The cabin is a wood-frame building, 22' x 32'. It has a "sunlight" basement containing the two bedrooms and the bathroom. The main floor is one large room.

It is set at the edge of pine and aspen trees, facing southwest toward some very high mountains across the valley.





My Tasks

Trim & Finish

The cabin was built by a professional builder. My friend & architect Don Ruggles designed the building, making eminent sense of a small space, its windows and rooms.

I took on the tasks of making the exterior trim for the windows and the railings for the deck and entry. I also did all the interior finish: walls, doors, windows trim, floors, railings, bathroom tiles, and the kitchen counters and cabinets.

My wife, son and I also applied brown Weatherall UV Guard to all the exterior 2"x12" milled fir planks.

The photo to the left shows part of the view from the deck.






The Aesthetic

Vernacular Invention

There are two architectural influences at work here.
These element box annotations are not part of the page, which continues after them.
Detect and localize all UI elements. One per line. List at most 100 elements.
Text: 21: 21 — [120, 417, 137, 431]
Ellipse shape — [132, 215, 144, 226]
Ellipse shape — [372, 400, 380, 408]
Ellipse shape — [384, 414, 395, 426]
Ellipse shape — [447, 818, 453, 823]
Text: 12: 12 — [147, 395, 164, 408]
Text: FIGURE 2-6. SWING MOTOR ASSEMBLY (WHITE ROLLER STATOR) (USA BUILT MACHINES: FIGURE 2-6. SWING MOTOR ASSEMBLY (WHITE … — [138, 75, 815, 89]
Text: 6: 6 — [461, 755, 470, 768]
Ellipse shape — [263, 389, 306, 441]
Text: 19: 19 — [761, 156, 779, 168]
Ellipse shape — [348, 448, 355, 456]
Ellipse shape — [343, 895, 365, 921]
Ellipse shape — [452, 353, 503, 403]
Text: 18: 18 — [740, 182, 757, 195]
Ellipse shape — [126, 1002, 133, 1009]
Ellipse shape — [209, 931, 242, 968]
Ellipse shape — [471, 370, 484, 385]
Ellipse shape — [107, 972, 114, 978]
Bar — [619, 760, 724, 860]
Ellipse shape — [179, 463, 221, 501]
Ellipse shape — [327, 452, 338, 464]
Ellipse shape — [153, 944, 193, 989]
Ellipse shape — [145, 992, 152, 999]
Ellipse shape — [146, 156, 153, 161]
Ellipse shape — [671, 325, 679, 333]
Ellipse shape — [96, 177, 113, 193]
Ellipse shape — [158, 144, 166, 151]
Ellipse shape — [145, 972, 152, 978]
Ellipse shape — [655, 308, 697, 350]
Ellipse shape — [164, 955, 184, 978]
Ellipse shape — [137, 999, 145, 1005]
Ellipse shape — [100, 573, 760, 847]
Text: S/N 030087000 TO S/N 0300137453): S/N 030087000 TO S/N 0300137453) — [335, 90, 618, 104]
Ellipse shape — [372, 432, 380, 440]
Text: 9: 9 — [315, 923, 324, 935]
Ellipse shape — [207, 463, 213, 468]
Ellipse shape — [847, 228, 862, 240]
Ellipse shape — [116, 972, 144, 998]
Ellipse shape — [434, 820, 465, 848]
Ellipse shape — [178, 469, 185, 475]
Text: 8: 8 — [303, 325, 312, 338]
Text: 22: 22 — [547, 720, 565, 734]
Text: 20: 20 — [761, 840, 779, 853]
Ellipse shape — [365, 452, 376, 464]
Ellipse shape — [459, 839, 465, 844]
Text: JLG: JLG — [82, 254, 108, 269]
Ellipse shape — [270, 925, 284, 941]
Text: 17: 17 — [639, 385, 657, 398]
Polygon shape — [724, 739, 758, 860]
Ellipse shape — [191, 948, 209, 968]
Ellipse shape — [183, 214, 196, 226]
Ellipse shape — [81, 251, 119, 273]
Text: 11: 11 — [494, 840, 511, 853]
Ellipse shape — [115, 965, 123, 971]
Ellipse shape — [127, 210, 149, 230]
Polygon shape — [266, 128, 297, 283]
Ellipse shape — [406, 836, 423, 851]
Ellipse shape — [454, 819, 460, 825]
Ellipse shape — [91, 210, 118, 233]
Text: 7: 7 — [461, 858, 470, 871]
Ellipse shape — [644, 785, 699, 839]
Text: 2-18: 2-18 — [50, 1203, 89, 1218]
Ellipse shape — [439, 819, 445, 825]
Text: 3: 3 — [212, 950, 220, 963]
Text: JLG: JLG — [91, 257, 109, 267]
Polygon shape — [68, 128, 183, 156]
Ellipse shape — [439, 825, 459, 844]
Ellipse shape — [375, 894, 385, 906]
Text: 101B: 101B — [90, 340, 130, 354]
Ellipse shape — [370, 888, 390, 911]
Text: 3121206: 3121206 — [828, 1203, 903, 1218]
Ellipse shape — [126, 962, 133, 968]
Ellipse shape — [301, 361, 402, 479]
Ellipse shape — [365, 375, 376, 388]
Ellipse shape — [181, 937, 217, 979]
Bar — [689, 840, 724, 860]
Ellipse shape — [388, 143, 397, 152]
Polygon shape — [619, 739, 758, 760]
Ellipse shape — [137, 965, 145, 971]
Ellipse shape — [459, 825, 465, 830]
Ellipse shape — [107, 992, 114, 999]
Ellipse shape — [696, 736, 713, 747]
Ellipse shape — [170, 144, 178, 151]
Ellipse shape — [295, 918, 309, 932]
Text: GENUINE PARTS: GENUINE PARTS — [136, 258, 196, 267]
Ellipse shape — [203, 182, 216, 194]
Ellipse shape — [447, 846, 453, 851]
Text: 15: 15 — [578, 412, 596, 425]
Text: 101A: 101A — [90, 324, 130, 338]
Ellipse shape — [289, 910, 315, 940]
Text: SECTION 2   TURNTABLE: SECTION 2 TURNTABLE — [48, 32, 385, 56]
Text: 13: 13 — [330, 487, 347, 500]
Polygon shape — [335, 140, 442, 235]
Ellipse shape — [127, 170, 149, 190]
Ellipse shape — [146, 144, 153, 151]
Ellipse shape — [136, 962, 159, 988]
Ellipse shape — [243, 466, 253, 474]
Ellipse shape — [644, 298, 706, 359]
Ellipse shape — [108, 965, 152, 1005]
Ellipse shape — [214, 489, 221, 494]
One is local: the cabins of the miners; they dotted this area with one- and two-room cabins while they looked for and mined for gold and silver. These cabins were built hastily, to provide shelter before the winter set in. They used no complex shapes, added few porticos or mud rooms. They were simple boxes. Problems were solved as met.

The second influence is the vernacular or folk architecture of eastern Europe and Scandinavia. Their cabins evolved in agricultural time spans, not the urgent bursts of prospectors and mineral extraction. Over time their simple buildings added carved door and window frames. They used color and imagery. These additions to the architecture were expressive of personality, caprice and delight in making things.





Contrast

Change Upon Arrival

This cabin exists to be a contrast to city life. To the extent that I could, I strove to finish it so that it would feel different, in contrast to the rooms and buildings one usually finds oneself in. When you come upon the building, especially when you enter it, you know you are in a different kind of place.






Timing

Improvisation over Time

When we began, our budget was particularly tight. We went ahead without knowing precisely what we would do for wall surfaces, floors and other components.

When visiting the cabin, we lived in an unfinished space for two and a half years, relying on the principle that buildings learn.

Some of the things I tried were abandoned. Some grew into the actual solution.



Appreciation

Time to Feel the Change

The long time it has taken to get a complete building has allowed us to savor each step and appreciate its addition to our life there.

I am still working on landscaping. One of the bedrooms needs its closet door trim. I am adding glyphs to the lintels of the interior windows. And there are some landscaping tasks to be done. I want to build a tool shed, because the bandsaw is still in the main room.